社会人なら避けて通れない「ビジネス会話」。とはいえ、一言で「ビジネス会話」といっても、会議、商談、プレゼンテーション、1оn1、接待、雑談……と、その範囲は広い。

さらに、商談とプレゼンでは必要とされる技術が違うし、1оn1と雑談も似て異なる。「これは得意だけど、あれは苦手」ということも珍しくない。自分の苦手分野をピンポイントで克服すべく、スキルの向上に取り組んでいる人も多いだろう。

もちろんそれも一案だが、「細部にとらわれるあまり、本質的なことが置き去りになっていないか?」と疑問を投げかけるのは、本書の著者・澤円氏である。「ビジネス会話」も、人と人とのコミュニケーションに変わりない。目先のスキルを磨く前に、まずはその本質を考えるべきではないだろうか。

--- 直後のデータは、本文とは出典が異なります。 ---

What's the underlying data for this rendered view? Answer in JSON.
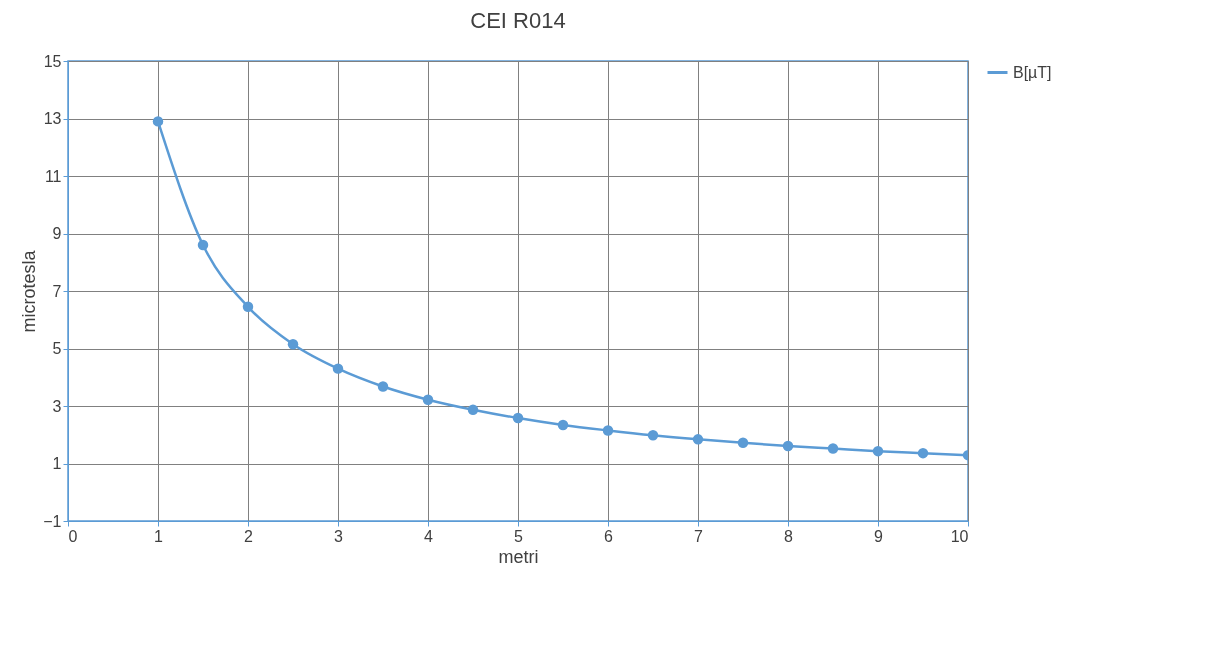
{
  "chart_data": {
    "type": "line",
    "title": "CEI R014",
    "xlabel": "metri",
    "ylabel": "microtesla",
    "xlim": [
      0,
      10
    ],
    "xticks": [
      0,
      1,
      2,
      3,
      4,
      5,
      6,
      7,
      8,
      9,
      10
    ],
    "ylim": [
      -1,
      15
    ],
    "yticks": [
      -1,
      1,
      3,
      5,
      7,
      9,
      11,
      13,
      15
    ],
    "series": [
      {
        "name": "B[µT]",
        "color": "#5b9bd5",
        "x": [
          1,
          1.5,
          2,
          2.5,
          3,
          3.5,
          4,
          4.5,
          5,
          5.5,
          6,
          6.5,
          7,
          7.5,
          8,
          8.5,
          9,
          9.5,
          10
        ],
        "values": [
          12.9,
          8.6,
          6.45,
          5.15,
          4.3,
          3.68,
          3.22,
          2.87,
          2.58,
          2.34,
          2.15,
          1.98,
          1.84,
          1.72,
          1.61,
          1.52,
          1.43,
          1.36,
          1.29
        ]
      }
    ],
    "grid": true,
    "legend": "right",
    "marker": "circle",
    "line_style": "solid"
  }
}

そもそも、ビジネスには「課題解決」という目的があり、ビジネス上の会話はそこに至るためのプロセスである。話すことでお互いへの理解を深め、前向きなアクションにつなげることで対象に貢献していく。それこそが「ビジネス会話」の役割であるはずだ。「話し方」に気を取られ、肝心の目的が果たせないようなら本末転倒。「うまく話す」ことは必須事項ではないのだ。

本書では「ビジネス会話」の肝となるマインドセットを叩き込み、それを軸にした各種スキルを紹介する。“プレゼンの神”と呼ばれる著者の解説は、非常にわかりやすく納得感がある。“話し方迷子”になっているビジネスパーソン必読の一冊だ。

ライター画像
矢羽野晶子

著者

澤円(さわ まどか)
株式会社圓窓代表取締役。元日本マイクロソフト業務執行役員。立教大学経済学部卒業後、生命保険会社のIT子会社を経て1997年にマイクロソフト(現日本マイクロソフト)入社。2006年には全世界のマイクロソフト社員のなかで卓越した社員にのみビル・ゲイツ氏が授与する「Chairman’s Award」を受賞した。マイクロソフトテクノロジーセンターセンター長、業務執行役員などを歴任し、2020年に退社。現在は、自身の法人の代表を務めながら、武蔵野大学専任教員、スタートアップ企業の顧問やNPOのメンター、Voicyパーソナリティ、セミナー・講演活動を行うなど幅広く活躍中。著書に『マイクロソフト伝説マネジャーの世界Nо.1プレゼン術』(ダイヤモンド社)、『個人力 やりたいことにわがままになるニューノーマルの働き方』(プレジデント社)、『「疑う」からはじめる。これからの時代を生き抜く思考・行動の源泉』(アスコム)、『「やめる」という選択』(日経BP)、『メタ思考「頭のいい人」の思考法を身につける』(大和書房)などがある。

本書の要点

  • 要点
    1
    「ビジネス会話」において「うまく話すこと」はさほど重要ではない。「会話の目的」を明確にし、相手とゴールを共有することが大切だ。
  • 要点
    2
    「正しいこと」はAIが代替してくれる。正解や「言う資格」にとらわれず、自分の意見を堂々と述べよう。
  • 要点
    3
    初対面の相手には積極的に「自己開示」をしよう。顧客と信頼関係を築くには、「この人なら相談できそうだ」と思ってもらわなければならない。
  • 要点
    4
    会議は「未来」について相談する場である。報告・連絡は事前に済ませ、未来へのアクションを生み出す時間にするべきだ。

要約

うまく話さなくていい

「会話の目的」を明確にしよう

ベストセラー『人は話し方が9割』の著者・永松茂久さんは、話し方がうまくなるコツを「好きな人とだけ話すこと」だと述べている。しかし大多数の人は、苦手な人とも話さなければならない状況にあるはずだ。著者自身も「この人はちょっと苦手だな」と思う場面は多々あった。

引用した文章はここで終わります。